Wed
MARCH 11, 2020 /5:02 pm
Wall Street tumbles, Dow confirms bear market
DJ: 25,018.16 +1,167.14 NAS: 8,344.25
+393.58 S&P: 2,882.23
+135.67 3/10
DJ: 23,553.22 -1,464.94 NAS: 7,952.05
-392,20 S&P: 2,741.38 -140.85 3/11
NEW YORK (Reuters) - Wall Street stocks plunged on
Wednesday, with the Dow .DJI confirming a bear market for the first time
since the financial crisis after the World Health Organization called the
coronavirus outbreak a pandemic. All
three major U.S. stock averages ended the session sharply lower, with the
benchmark S&P 500 .SPX and Nasdaq composite index .IXIC both about 19% below their Feb. 19 record
closing highs.
A bear market is confirmed when an index closes 20% or more
below its most recent closing high.
Market participants were further rattled following a Reuters report that the White
House had ordered top-level coronavirus meetings to be classified. “There’s just a plethora of bad news today, a
growing number of people with the disease, there are different points of view
in how stimulus should work, and the market is acting accordingly,” said Peter
Tuz, president of Chase Investment Counsel in Charlottesville, Virginia. “You call this thing a pandemic and all hell breaks loose.”
A lack of
details from the Trump administration regarding its plans for fiscal
stimulus, and partisan wrangling in Washington, added further unknowns to the mix. “Fiscal help may be slow in coming, because of differences
between the president and Congress on what form it should take,” added Tuz.
Boeing Co (BA.N) was
the biggest drag on the blue-chip Dow, sinking 18.2% after announcing plans for
a full drawdown of an existing $13.8 billion loan as early as Friday.

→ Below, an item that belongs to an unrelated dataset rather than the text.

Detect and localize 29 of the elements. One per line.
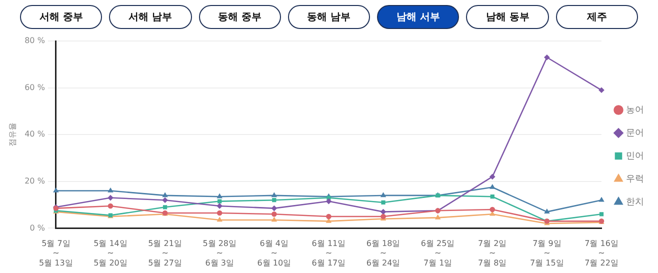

The
planemaker suffered its biggest ever three-day fall, surpassing the aftermath
of the Sept. 11, 2001 attacks. Stocks worldwide
lost ground despite global stimulus efforts to soften the economic blow of the
virus, named COVID-19, with Britain and Italy announcing war chests to contend
with the growing crisis.
Concerns over the
fast-spreading virus have ravaged markets and hobbled supply chains as countries around the world grapple
with how to contain both the virus and its economic impact. As part of those efforts, the U.S. Federal
Reserve is widely expected to cut interest rates for a second time this month
at the conclusion of a two-day monetary policy meeting next week.
The
Dow Jones Industrial Average .DJI fell 1,464.94 points, or 5.86%, to
23,553.22, the S&P 500 .SPX lost 140.85 points, or 4.89%, to 2,741.38
and the Nasdaq Composite .IXIC dropped 392.20 points, or 4.7%, to 7,952.05. All
11 major sectors in the S&P 500 ended the session sharply lower. Rate-sensitive banking stocks .SPXBK were
down 5.9% as U.S. Treasury yields dropped.
Declining issues outnumbered advancing ones on the NYSE by a
13.61-to-1 ratio. On Nasdaq, a 8.24-to-1 ratio favored decliners. The S&P 500 posted no new 52-week highs,
and 131 new lows; the Nasdaq Composite recorded six new highs and 816 new lows.
Volume on U.S. exchanges
was 15.10 billion shares,
compared with the 11.92 billion average over the last 20 trading days.